The Ontario government has given Maggie an ultimatum: the disabled teen can lose her funding or her independence — or give up one without the other.

“I can’t believe I’m doing this,” said Maggie, 16, from Newmarket, Que. “I need help. I feel like I have no control over my life.”

Maggie has severe cerebral palsy, an autism spectrum disorder and is legally blind.

Although the provincial Ministry of Community and Social Services, which funds Maggie, says it does not accept applications for funding from families who are concerned about the child’s level of disability, the ministry recently accepted Maggie’s application. She was to remain in Newmarket with her grandparents until the next application is made — in March 2010.

If she cannot find funding, Maggie will lose her full-time teaching position and independence — including the ability to work on her own — over the next two to four years.
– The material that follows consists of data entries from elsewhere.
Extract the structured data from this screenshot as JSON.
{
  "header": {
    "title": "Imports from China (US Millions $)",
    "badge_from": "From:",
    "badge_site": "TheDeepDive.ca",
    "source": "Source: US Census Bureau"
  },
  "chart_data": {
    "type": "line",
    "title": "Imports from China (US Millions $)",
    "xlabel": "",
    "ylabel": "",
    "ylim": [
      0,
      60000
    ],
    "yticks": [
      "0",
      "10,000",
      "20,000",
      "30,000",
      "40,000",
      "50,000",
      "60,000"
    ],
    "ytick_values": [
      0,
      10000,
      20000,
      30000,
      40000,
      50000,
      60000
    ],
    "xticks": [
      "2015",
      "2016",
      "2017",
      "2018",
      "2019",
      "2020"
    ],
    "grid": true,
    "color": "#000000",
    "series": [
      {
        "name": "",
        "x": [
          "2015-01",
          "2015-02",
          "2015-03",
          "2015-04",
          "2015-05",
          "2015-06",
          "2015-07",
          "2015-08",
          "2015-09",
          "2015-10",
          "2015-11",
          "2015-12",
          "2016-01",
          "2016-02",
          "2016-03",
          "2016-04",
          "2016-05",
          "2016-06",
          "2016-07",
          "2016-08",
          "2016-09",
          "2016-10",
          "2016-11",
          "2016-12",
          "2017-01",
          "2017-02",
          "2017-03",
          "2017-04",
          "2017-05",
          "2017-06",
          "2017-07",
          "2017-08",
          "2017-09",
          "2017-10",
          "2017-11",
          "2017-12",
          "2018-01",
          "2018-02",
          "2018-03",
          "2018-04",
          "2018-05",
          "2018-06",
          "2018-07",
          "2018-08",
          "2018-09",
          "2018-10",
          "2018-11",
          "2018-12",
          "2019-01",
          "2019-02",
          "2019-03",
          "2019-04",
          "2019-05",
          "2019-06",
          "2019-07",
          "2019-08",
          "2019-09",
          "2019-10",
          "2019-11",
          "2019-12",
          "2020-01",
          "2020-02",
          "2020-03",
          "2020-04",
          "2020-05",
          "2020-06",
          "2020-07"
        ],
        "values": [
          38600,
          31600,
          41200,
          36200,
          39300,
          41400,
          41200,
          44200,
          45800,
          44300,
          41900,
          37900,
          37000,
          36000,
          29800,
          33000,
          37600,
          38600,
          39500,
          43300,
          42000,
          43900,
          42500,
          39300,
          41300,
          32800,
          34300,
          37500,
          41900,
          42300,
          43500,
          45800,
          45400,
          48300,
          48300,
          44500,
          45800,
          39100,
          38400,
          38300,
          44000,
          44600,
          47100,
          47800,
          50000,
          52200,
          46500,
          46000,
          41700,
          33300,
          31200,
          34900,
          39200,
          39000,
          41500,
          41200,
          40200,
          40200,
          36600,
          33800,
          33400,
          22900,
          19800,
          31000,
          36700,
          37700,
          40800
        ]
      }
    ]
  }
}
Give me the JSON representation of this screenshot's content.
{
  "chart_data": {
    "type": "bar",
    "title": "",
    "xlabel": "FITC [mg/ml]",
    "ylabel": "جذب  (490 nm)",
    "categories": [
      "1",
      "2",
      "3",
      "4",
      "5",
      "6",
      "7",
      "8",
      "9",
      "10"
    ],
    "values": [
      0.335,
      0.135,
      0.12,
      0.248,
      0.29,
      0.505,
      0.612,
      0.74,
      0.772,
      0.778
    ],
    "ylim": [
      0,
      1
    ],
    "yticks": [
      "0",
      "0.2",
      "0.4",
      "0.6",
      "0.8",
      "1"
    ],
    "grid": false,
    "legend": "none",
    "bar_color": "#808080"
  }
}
“It is extremely difficult,” said her mother, Mary, from Maple Ridge, Alta. “We know the school has been looking for a permanent substitute. They have had no luck. It’s heartbreaking.”

Maggie will be forced to choose one of two options. Once her funding runs out, she will have to give up full time job and leave her mother’s side.

“To be stuck at home without any source of income is devastating,” said Mary. “Without the help, I’m not sure how she can live. I can’t even pay my heating bills.”

Mary, like much of the community, accepts the government rationale that Maggie is not eligible for funding.

“What do we have to say to the mother who cannot understand this decision?” asked one parent in Newmarket.

The school is appealing the decision, but as a parent, I would not be surprised if they didn’t appeal it, especially if they lose Maggie’s funding and lose her independence.